Returns the number of bytes by which the trailing part of the string was
moved. If the index is negative, it counts backward from the end of the
string.
int uinsert(char *s, int index, int c);
Inserts the character c at the specified index within the string, sliding
the rest of the data along to make room. Returns the number of bytes by
which the trailing part of the string was moved. If the index is
negative, it counts backward from the end of the string.

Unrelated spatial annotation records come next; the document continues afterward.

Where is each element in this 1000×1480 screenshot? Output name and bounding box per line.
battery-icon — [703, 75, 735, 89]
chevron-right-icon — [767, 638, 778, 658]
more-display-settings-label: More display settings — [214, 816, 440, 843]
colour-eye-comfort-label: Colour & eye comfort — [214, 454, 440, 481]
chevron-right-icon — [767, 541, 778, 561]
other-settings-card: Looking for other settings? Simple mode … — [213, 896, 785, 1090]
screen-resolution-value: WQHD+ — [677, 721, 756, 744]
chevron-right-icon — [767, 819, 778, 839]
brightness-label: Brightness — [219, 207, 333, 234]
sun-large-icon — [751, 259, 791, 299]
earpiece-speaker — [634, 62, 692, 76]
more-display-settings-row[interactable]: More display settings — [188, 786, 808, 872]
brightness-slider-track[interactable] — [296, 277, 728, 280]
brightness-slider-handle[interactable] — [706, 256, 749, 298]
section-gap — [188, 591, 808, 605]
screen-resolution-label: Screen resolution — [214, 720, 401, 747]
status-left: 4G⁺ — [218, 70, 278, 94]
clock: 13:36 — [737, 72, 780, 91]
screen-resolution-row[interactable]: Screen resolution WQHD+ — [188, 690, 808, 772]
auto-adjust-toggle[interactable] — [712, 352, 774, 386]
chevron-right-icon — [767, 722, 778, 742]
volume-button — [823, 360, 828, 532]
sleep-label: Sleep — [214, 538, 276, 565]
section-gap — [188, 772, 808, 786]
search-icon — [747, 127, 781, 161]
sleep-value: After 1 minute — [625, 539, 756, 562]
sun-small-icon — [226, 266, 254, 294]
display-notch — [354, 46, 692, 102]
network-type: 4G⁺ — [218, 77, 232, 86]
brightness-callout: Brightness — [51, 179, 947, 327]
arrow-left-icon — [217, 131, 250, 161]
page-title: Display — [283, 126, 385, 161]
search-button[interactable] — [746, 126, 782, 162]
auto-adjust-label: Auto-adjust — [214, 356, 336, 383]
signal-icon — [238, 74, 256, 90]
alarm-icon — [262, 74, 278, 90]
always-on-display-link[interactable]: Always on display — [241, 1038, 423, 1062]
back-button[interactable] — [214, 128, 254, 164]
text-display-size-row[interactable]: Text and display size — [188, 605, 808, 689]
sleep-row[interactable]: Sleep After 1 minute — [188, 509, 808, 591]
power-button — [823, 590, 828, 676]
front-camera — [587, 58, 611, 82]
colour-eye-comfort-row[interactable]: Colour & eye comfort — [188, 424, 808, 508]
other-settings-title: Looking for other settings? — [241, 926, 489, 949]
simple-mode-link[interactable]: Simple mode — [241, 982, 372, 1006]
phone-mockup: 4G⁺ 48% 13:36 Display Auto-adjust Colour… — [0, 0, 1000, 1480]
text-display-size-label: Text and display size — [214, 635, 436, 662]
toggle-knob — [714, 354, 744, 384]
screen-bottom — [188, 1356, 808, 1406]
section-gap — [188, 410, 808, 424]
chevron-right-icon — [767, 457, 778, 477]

int uremove(char *s, int index);
Removes the character at the specified index within the string, sliding
the rest of the data back to fill the gap. Returns the number of bytes by
which the trailing part of the string was moved. If the index is
negative, it counts backward from the end of the string.
int ustrsize(char *s);
Returns the size of the specified string in bytes, not including the
trailing zero.
int ustrsizez(char *s);
Returns the size of the specified string in bytes, including the trailing
zero.
int utolower(int c);
int utoupper(int c);
int uisspace(int c);
int uisdigit(int c);
char * ustrdup(char *src)
char * ustrcpy(char *dest, char *src);
char * ustrcat(char *dest, char *src);
int ustrlen(char *s);
int ustrcmp(char *s1, char *s2);
char * ustrncpy(char *dest, char *src, int n);
char * ustrncat(char *dest, char *src, int n);
int ustrncmp(char *s1, char *s2, int n);
int ustricmp(char *s1, char *s2);
char * ustrlwr(char *s);
char * ustrupr(char *s);
char * ustrchr(char *s, int c);
char * ustrrchr(char *s, int c);
char * ustrstr(char *s1, char *s2);
char * ustrpbrk(char *s, char *set);
char * ustrtok(char *s, char *set);
double uatof(char *s);
long ustrtol(char *s, char **endp, int base);
double ustrtod(char *s, char **endp);
char * ustrerror(int err);
int uvsprintf(char *buf, char *format, va_list args);
int usprintf(char *buf, char *format, ...);
These all work like the equivalent ANSI C functions, but using whatever Unicode text format is currently selected. The size parameter to ustrncpy() and ustrncat() is given in bytes rather than characters (on the assumption that you will be using these routines to prevent overflowing the size of a memory buffer), while the size parameter to ustrncmp() is given in characters (because it doesn't make any sense for this to be in bytes). The usprintf() implementation complies with as much of the ANSI spec as I could remember when I wrote it, except that it doesn't support exponential notation for floating point values.